Nach Angaben des Armutsberichts des Amts für Volkszählungen vom August 2005 ist in den USA die Zahl der Menschen mit Einkommen unterhalb der Armutsgrenze 2004 zum vierten Mal in Folge angestiegen. 12,7 Prozent der Bevölkerung oder 37 Millionen Menschen seien arm. Dies ist ein Anstieg gegenüber dem Vorjahr von 0,2 Prozentpunkten. Der Anstieg sei vor allem auf den höheren Anteil von Weißen zurückzuführen. Als arm gilt eine vierköpfige Familie, wenn sie weniger als rund 19.310 Dollar im Jahr ausgeben kann. Für Alleinstehende liegt die Grenze bei etwa 9.650 Dollar.

Wie in allen Industrieländern sind Kinder in den USA die Gruppe, die am häufigsten arm ist. Jedoch mit abnehmender Tendenz.

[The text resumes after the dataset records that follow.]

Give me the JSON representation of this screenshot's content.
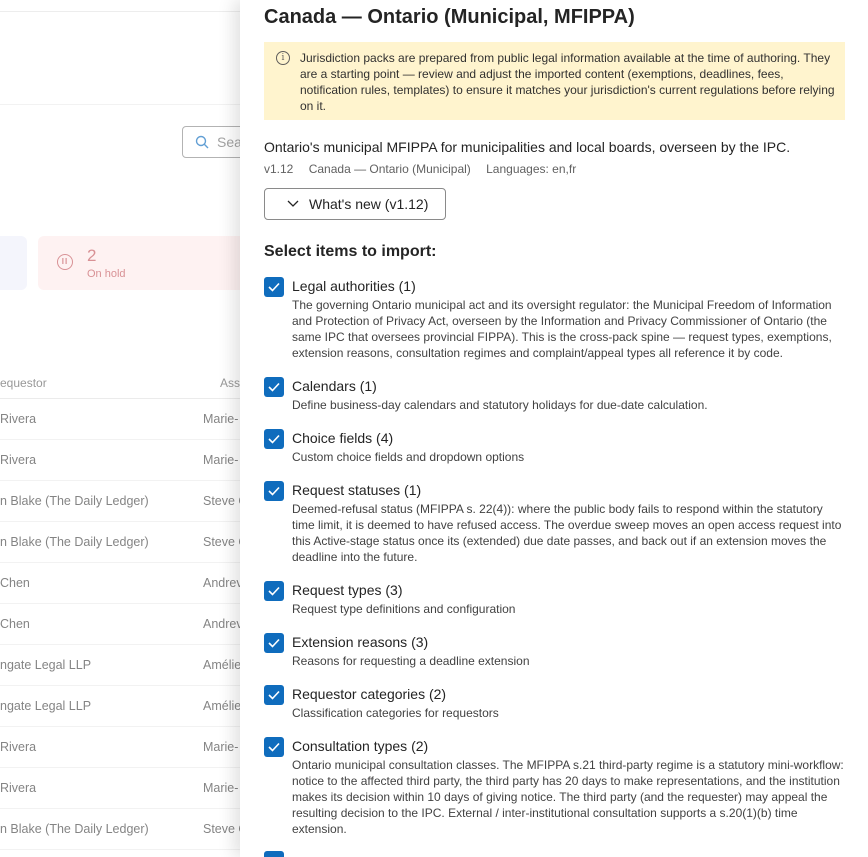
{
  "background": {
    "search_placeholder": "Sea",
    "stat_count": "2",
    "stat_label": "On hold",
    "headers": {
      "requestor": "equestor",
      "assignee": "Assi"
    },
    "rows": [
      {
        "requestor": "Rivera",
        "assignee": "Marie-"
      },
      {
        "requestor": "Rivera",
        "assignee": "Marie-"
      },
      {
        "requestor": "n Blake (The Daily Ledger)",
        "assignee": "Steve C"
      },
      {
        "requestor": "n Blake (The Daily Ledger)",
        "assignee": "Steve C"
      },
      {
        "requestor": "Chen",
        "assignee": "Andrev"
      },
      {
        "requestor": "Chen",
        "assignee": "Andrev"
      },
      {
        "requestor": "ngate Legal LLP",
        "assignee": "Amélie"
      },
      {
        "requestor": "ngate Legal LLP",
        "assignee": "Amélie"
      },
      {
        "requestor": "Rivera",
        "assignee": "Marie-"
      },
      {
        "requestor": "Rivera",
        "assignee": "Marie-"
      },
      {
        "requestor": "n Blake (The Daily Ledger)",
        "assignee": "Steve C"
      }
    ]
  },
  "drawer": {
    "title": "Canada — Ontario (Municipal, MFIPPA)",
    "notice": "Jurisdiction packs are prepared from public legal information available at the time of authoring. They are a starting point — review and adjust the imported content (exemptions, deadlines, fees, notification rules, templates) to ensure it matches your jurisdiction's current regulations before relying on it.",
    "description": "Ontario's municipal MFIPPA for municipalities and local boards, overseen by the IPC.",
    "meta": {
      "version": "v1.12",
      "jurisdiction": "Canada — Ontario (Municipal)",
      "languages": "Languages: en,fr"
    },
    "whats_new_label": "What's new (v1.12)",
    "select_heading": "Select items to import:",
    "items": [
      {
        "name": "Legal authorities (1)",
        "checked": true,
        "description": "The governing Ontario municipal act and its oversight regulator: the Municipal Freedom of Information and Protection of Privacy Act, overseen by the Information and Privacy Commissioner of Ontario (the same IPC that oversees provincial FIPPA). This is the cross-pack spine — request types, exemptions, extension reasons, consultation regimes and complaint/appeal types all reference it by code."
      },
      {
        "name": "Calendars (1)",
        "checked": true,
        "description": "Define business-day calendars and statutory holidays for due-date calculation."
      },
      {
        "name": "Choice fields (4)",
        "checked": true,
        "description": "Custom choice fields and dropdown options"
      },
      {
        "name": "Request statuses (1)",
        "checked": true,
        "description": "Deemed-refusal status (MFIPPA s. 22(4)): where the public body fails to respond within the statutory time limit, it is deemed to have refused access. The overdue sweep moves an open access request into this Active-stage status once its (extended) due date passes, and back out if an extension moves the deadline into the future."
      },
      {
        "name": "Request types (3)",
        "checked": true,
        "description": "Request type definitions and configuration"
      },
      {
        "name": "Extension reasons (3)",
        "checked": true,
        "description": "Reasons for requesting a deadline extension"
      },
      {
        "name": "Requestor categories (2)",
        "checked": true,
        "description": "Classification categories for requestors"
      },
      {
        "name": "Consultation types (2)",
        "checked": true,
        "description": "Ontario municipal consultation classes. The MFIPPA s.21 third-party regime is a statutory mini-workflow: notice to the affected third party, the third party has 20 days to make representations, and the institution makes its decision within 10 days of giving notice. The third party (and the requester) may appeal the resulting decision to the IPC. External / inter-institutional consultation supports a s.20(1)(b) time extension."
      }
    ]
  },
  "colors": {
    "accent": "#0f6cbd",
    "notice_bg": "#fff4ce",
    "onhold": "#c4565c"
  }
}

Schon seit den 1990er Jahren gibt es in Amerika nicht mehr die Sozialhilfe, wie wir sie kennen. 1992 wurde die so genannte Family Cap in New Jersey eingeführt. Frauen, die schwanger werden, während sie staatliche Unterstützung bekommen, bekommen keine zusätzliche staatliche Unterstützung für das weitere Kind. Heute haben 22 Bundesstaaten der USA Family Caps.[42] Der Personal Responsibility and Work Opportunity Act (PRWORA) von 1996 regelte die staatliche Sozialfürsorge neu und fasste bisherige Wohlfahrtsleistungen zu einem einzigen Programm, dem Temporary Assistance for Needy Families (TANF), zusammen und setzte enge Zeitgrenzen, insbesondere eine auf das Gesamtleben bezogene Maximalgrenze von fünf Jahren, für aus Bundesmitteln finanzierte Sozialhilfe [43]. Nach zweijährigem Bezug müssen Fürsorgeempfänger, um weiter Leistungen zu erhalten, mindestens 30 Wochenstunden Arbeitsdienst in öffentlichen Arbeitsprogrammen leisten [44]. Diese mit Arbeitsverpflichtung verknüpfte Sozialfürsorge wird auch als Workfare bezeichnet. Die Sozialleistungen können dabei, pro Stunde betrachtet, auch unter dem Mindestlohn liegen. Die Reform führte lauf Kritikern zu einer Zunahme der Beschäftigungszahlen, jedoch nicht zu einer Zunahme der sozialen Mobilität. Viele andere ehemalige Sozialhilfeempfänger erweisen sich in den Worten des Ökonomen Paul Samuelson zudem als »nicht beschäftigungsfähig und schlechter dran ohne kontinuierliche Sozialhilfe«. Zu ihnen zählen vor allem wenig gebildete Niedriglohnarbeiter ohne Arbeitserfahrung, soziale Problemfälle, geistig Behinderte, Drogenabhängige. Für andere dagegen hat sich die Lage gebessert. [45]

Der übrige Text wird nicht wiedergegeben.